I have never been more scared in my life than I have been this past year.

But I have also never had so much joy and love in my life than I have this past year.

Just like the days, weeks, months, years that we waited for you - this first year of your life God was always one step ahead. He kept you safe, He protected you. He carried your father and I. He caught every tear I cried. He has made his plans known for you - and for that we are so grateful.

I have to write this a day early because tomorrow - my emotions may be too much. My heart, some days, cannot handle everything I feel for you. I love you so much it hurts sometimes, but hurts in the best of ways.  I have prayed - every day that I am succeeding as a parent. Wondering if I'm doing things correctly, but I'm pretty sure every parent has wondered those same things.

I keep replaying the day of your birth in my head. How scared I was, scared because I knew that my c-section was happening to keep you and I both safe, scared that something could still go seriously wrong. Scared that as soon as they placed in my arms, I wouldn't know what to do. I wouldn't know how to be a mom or how to take care of you. One year later, I still fear those same things. I don't have a clue to what I am doing - but we've survived - you've thrived!

I remember Dr. Ramirez saying "Daddy stand up and get your camera ready, you're about to meet your son" and then you started screaming...I mean WAILING......and you haven't really stopped since then - LOL! I remember laying there crying - but not realizing I was crying and trying to see you out of the corner of my eye. My gosh you were so beautiful.....and you still are!  And then 2 days later they let us bring you home - just you, dad and me and suddenly we were a family of 3 and we were doing this on our own.

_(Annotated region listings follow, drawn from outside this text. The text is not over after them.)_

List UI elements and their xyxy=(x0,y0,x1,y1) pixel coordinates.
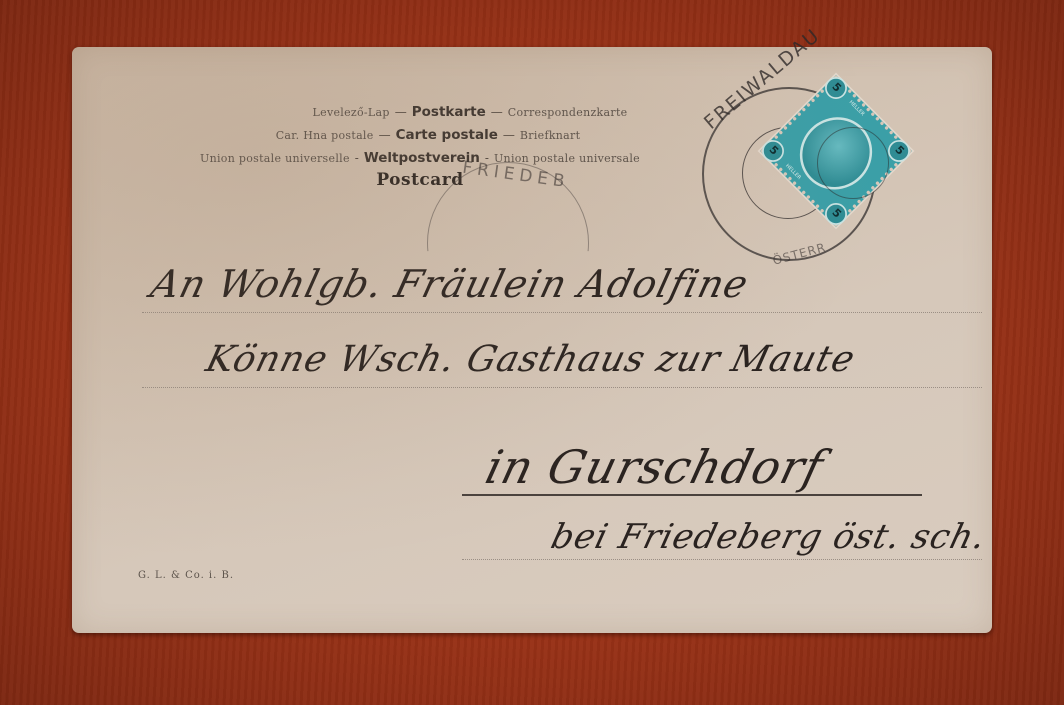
address-line-3 xyxy=(462,494,922,496)
header-briefkaart: Briefknart xyxy=(520,129,580,142)
header-italian: Car. Hna postale xyxy=(276,129,374,142)
stamp-value-tl: 5 xyxy=(821,73,852,104)
header-correspondenzkarte: Correspondenzkarte xyxy=(508,106,628,119)
printer-imprint: G. L. & Co. i. B. xyxy=(138,570,234,581)
stamp-currency-bottom: HELLER xyxy=(784,163,802,181)
address-region: bei Friedeberg öst. sch. xyxy=(547,517,990,557)
address-care-of: Könne Wsch. Gasthaus zur Maute xyxy=(202,339,860,380)
header-row-2: Car. Hna postale—Carte postale—Briefknar… xyxy=(108,124,748,143)
header-postkarte: Postkarte xyxy=(412,104,486,120)
header-hungarian: Levelező-Lap xyxy=(313,106,390,119)
address-line-4 xyxy=(462,559,982,560)
postcard: Levelező-Lap—Postkarte—Correspondenzkart… xyxy=(72,47,992,633)
header-union-fr: Union postale universelle xyxy=(200,152,350,165)
header-carte-postale: Carte postale xyxy=(396,127,498,143)
header-row-1: Levelező-Lap—Postkarte—Correspondenzkart… xyxy=(150,101,790,120)
header-row-4: Postcard xyxy=(100,170,740,190)
address-line-1 xyxy=(142,312,982,313)
address-town: in Gurschdorf xyxy=(480,440,829,494)
stamp-value-br: 5 xyxy=(821,199,852,230)
header-row-3: Union postale universelle-Weltpostverein… xyxy=(100,147,740,166)
stamp-value-bl: 5 xyxy=(758,136,789,167)
stamp-currency-top: HELLER xyxy=(848,99,866,117)
address-recipient: An Wohlgb. Fräulein Adolfine xyxy=(147,262,754,306)
address-line-2 xyxy=(142,387,982,388)
stamp-cancellation xyxy=(817,127,889,199)
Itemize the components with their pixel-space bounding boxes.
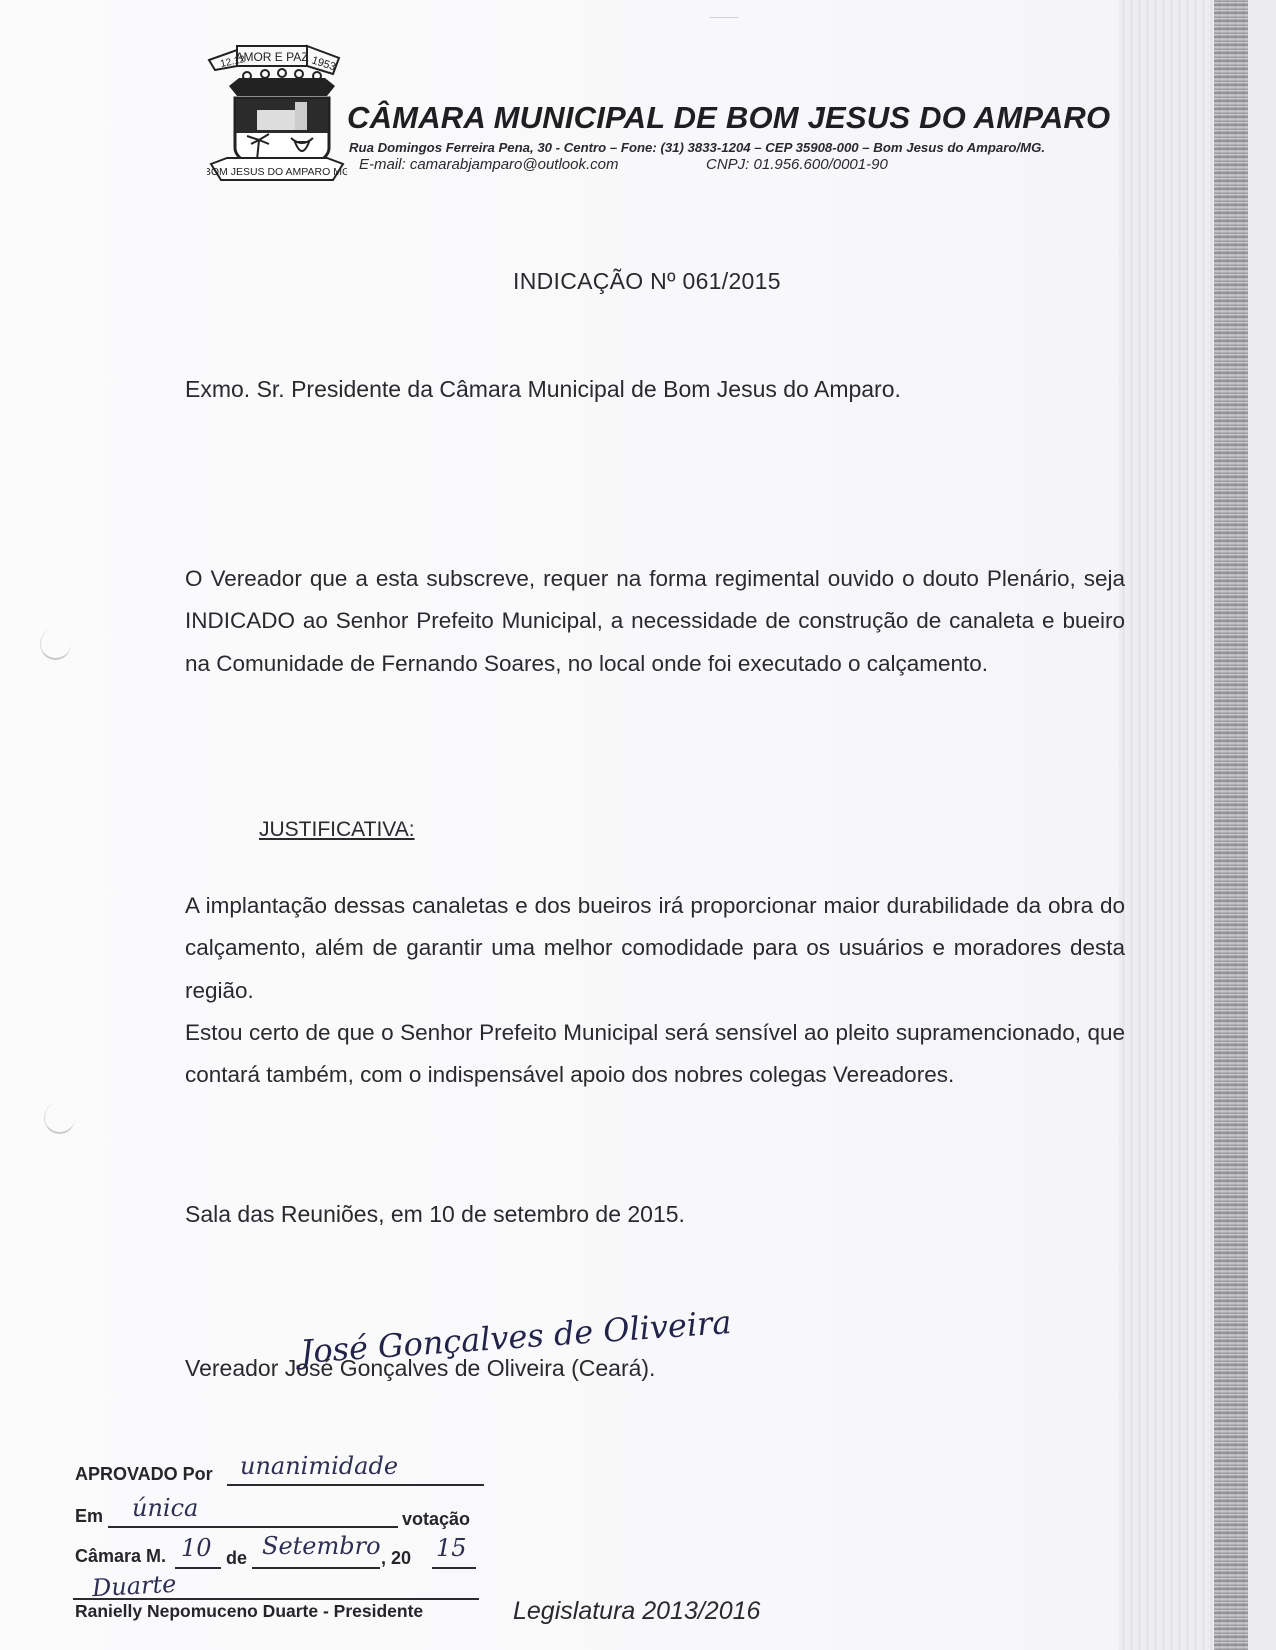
scan-artifact xyxy=(710,17,738,18)
hole-punch-mark xyxy=(40,628,71,660)
justification-heading: JUSTIFICATIVA: xyxy=(259,818,415,842)
document-title: INDICAÇÃO Nº 061/2015 xyxy=(513,268,781,295)
president-name: Ranielly Nepomuceno Duarte - Presidente xyxy=(75,1601,423,1622)
justification-paragraph: A implantação dessas canaletas e dos bue… xyxy=(185,885,1125,1012)
in-value: única xyxy=(132,1494,198,1522)
approved-by-label: APROVADO Por xyxy=(75,1464,213,1484)
page-margin xyxy=(1248,0,1276,1650)
underline xyxy=(108,1526,398,1528)
hole-punch-mark xyxy=(44,1102,75,1134)
request-paragraph: O Vereador que a esta subscreve, requer … xyxy=(185,558,1125,685)
approval-by-row: APROVADO Por xyxy=(75,1464,213,1485)
svg-text:AMOR E PAZ: AMOR E PAZ xyxy=(235,50,308,64)
institution-name: CÂMARA MUNICIPAL DE BOM JESUS DO AMPARO xyxy=(347,100,1110,136)
day-value: 10 xyxy=(181,1534,212,1562)
of-label: de xyxy=(226,1548,247,1569)
institution-cnpj: CNPJ: 01.956.600/0001-90 xyxy=(706,156,888,173)
institution-email: E-mail: camarabjamparo@outlook.com xyxy=(359,156,619,173)
salutation: Exmo. Sr. Presidente da Câmara Municipal… xyxy=(185,376,901,403)
date-line: Sala das Reuniões, em 10 de setembro de … xyxy=(185,1201,685,1228)
municipal-coat-of-arms-icon: AMOR E PAZ 12.12 1953 BOM JESUS DO AMPAR… xyxy=(207,40,347,190)
in-label: Em xyxy=(75,1506,103,1526)
year-suffix: 15 xyxy=(436,1534,467,1562)
approved-by-value: unanimidade xyxy=(240,1452,398,1480)
underline xyxy=(175,1567,221,1569)
month-value: Setembro xyxy=(262,1532,381,1560)
year-prefix: , 20 xyxy=(381,1548,411,1569)
scanner-edge-shadow xyxy=(1214,0,1248,1650)
scanned-document-page: AMOR E PAZ 12.12 1953 BOM JESUS DO AMPAR… xyxy=(0,0,1276,1650)
underline xyxy=(227,1484,484,1486)
chamber-label: Câmara M. xyxy=(75,1546,166,1566)
svg-text:12.12: 12.12 xyxy=(219,54,246,70)
justification-paragraph: Estou certo de que o Senhor Prefeito Mun… xyxy=(185,1012,1125,1097)
signature-line xyxy=(73,1598,479,1600)
institution-address: Rua Domingos Ferreira Pena, 30 - Centro … xyxy=(349,140,1045,155)
approval-chamber-row: Câmara M. xyxy=(75,1546,166,1567)
approval-in-row: Em xyxy=(75,1506,103,1527)
vote-label: votação xyxy=(402,1509,470,1530)
underline xyxy=(432,1567,476,1569)
svg-text:BOM JESUS DO AMPARO MG: BOM JESUS DO AMPARO MG xyxy=(207,166,347,178)
legislature-label: Legislatura 2013/2016 xyxy=(513,1597,760,1626)
underline xyxy=(252,1567,380,1569)
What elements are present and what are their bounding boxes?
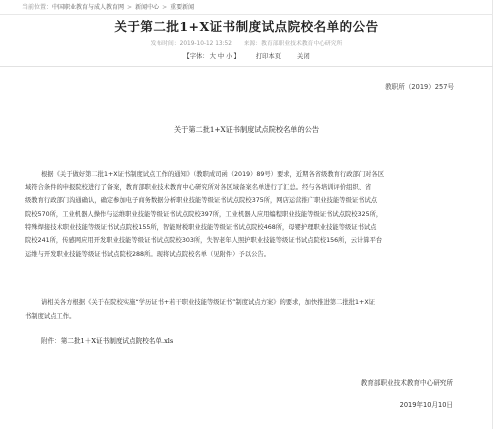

I can't believe you are 1!  You are so smart! You are adventurous (Lord help us now), you are crazy, you are hilarious! You are my life!  You are what my life was missing and this past year my heart has been complete.

WE (your dad and I) are the lucky ones - for some reason God thought that we were worthy enough for you to call us momma and dadda. We get to raise you - we get to teach you, while at the same time allowing you to teach us.  I could spend all day writing about everything my heart feels as tomorrow comes and we celebrate YOU (well and Kee).

HAPPY 1ST BIRTHDAY Rowan Keith! I don't know how we managed life without you! We are so thankful you are here and completed our family!

We love more than words we say or type could ever express. You are our greatest joy! We can't wait to celebrate you and your life.